The company has also expanded Stripe Radar, its fraud product, to address risks linked to AI-driven commerce. These include multi-account abuse, free trial fraud and pay-as-you-go abuse. The service now also covers Bacs Direct Debit transactions, as well as other local payment methods on Stripe.

“Two things are going to define the next decade for UK businesses: selling globally and building for the AI economy. Today, we’re making both dramatically easier. Whether it’s making your products purchasable through AI agents, localising pricing for a customer in Tokyo, or defending against new forms of fraud, Stripe handles the complexity so businesses can focus on growth,” Conor McNamara, Chief Revenue Officer for EMEA at Stripe, said.

UK customers

UK businesses using Stripe include startups such as ElevenLabs and Synthesia, as well as larger brands such as John Lewis and Lloyds Bank. Stripe also named Currys, Wayve and TripAdvisor among newer UK customers.

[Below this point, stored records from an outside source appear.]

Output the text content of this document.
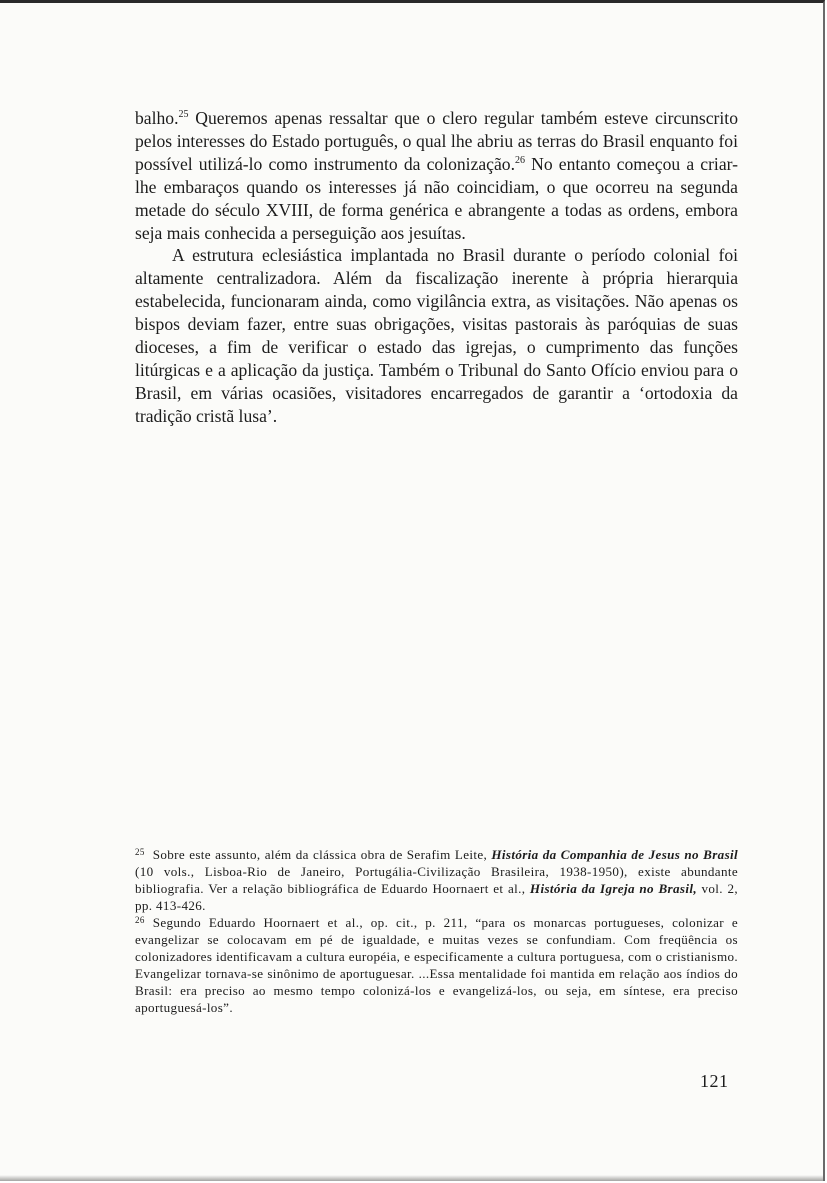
balho.$^{25}$ Queremos apenas ressaltar que o clero regular também esteve circunscrito pelos interesses do Estado português, o qual lhe abriu as terras do Brasil enquanto foi possível utilizá-lo como instrumento da colonização.$^{26}$ No entanto começou a criar-lhe embaraços quando os interesses já não coincidiam, o que ocorreu na segunda metade do século XVIII, de forma genérica e abrangente a todas as ordens, embora seja mais conhecida a perseguição aos jesuítas.

A estrutura eclesiástica implantada no Brasil durante o período colonial foi altamente centralizadora. Além da fiscalização inerente à própria hierarquia estabelecida, funcionaram ainda, como vigilância extra, as visitações. Não apenas os bispos deviam fazer, entre suas obrigações, visitas pastorais às paróquias de suas dioceses, a fim de verificar o estado das igrejas, o cumprimento das funções litúrgicas e a aplicação da justiça. Também o Tribunal do Santo Ofício enviou para o Brasil, em várias ocasiões, visitadores encarregados de garantir a ‘ortodoxia da tradição cristã lusa’.

$^{25}$ Sobre este assunto, além da clássica obra de Serafim Leite, História da Companhia de Jesus no Brasil (10 vols., Lisboa-Rio de Janeiro, Portugália-Civilização Brasileira, 1938-1950), existe abundante bibliografia. Ver a relação bibliográfica de Eduardo Hoornaert et al., História da Igreja no Brasil, vol. 2, pp. 413-426.

$^{26}$ Segundo Eduardo Hoornaert et al., op. cit., p. 211, “para os monarcas portugueses, colonizar e evangelizar se colocavam em pé de igualdade, e muitas vezes se confundiam. Com freqüência os colonizadores identificavam a cultura européia, e especificamente a cultura portuguesa, com o cristianismo. Evangelizar tornava-se sinônimo de aportuguesar. ...Essa mentalidade foi mantida em relação aos índios do Brasil: era preciso ao mesmo tempo colonizá-los e evangelizá-los, ou seja, em síntese, era preciso aportuguesá-los”.

121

The announcement followed Stripe’s partnership with Lloyds Bank to provide its payments infrastructure to UK small businesses. The tie-up adds to competition among payments groups seeking deeper relationships with banks and broader access to smaller merchants.

The latest product push reflects how payment providers are positioning themselves around two overlapping trends: cross-border digital commerce and the rise of AI-based shopping journeys. For UK businesses, the practical appeal lies in reducing the operational burden of accepting local payment methods, pricing in local currencies, handling tax requirements and managing fraud across multiple markets.

For Stripe, the launch also underlines the breadth of services it aims to offer beyond basic payment processing, spanning treasury functions, checkout management, fraud controls and new routes into AI-led transactions. It now supports more than 1.5 million UK businesses and sole traders, including some of the country’s fastest-growing technology companies and established consumer brands.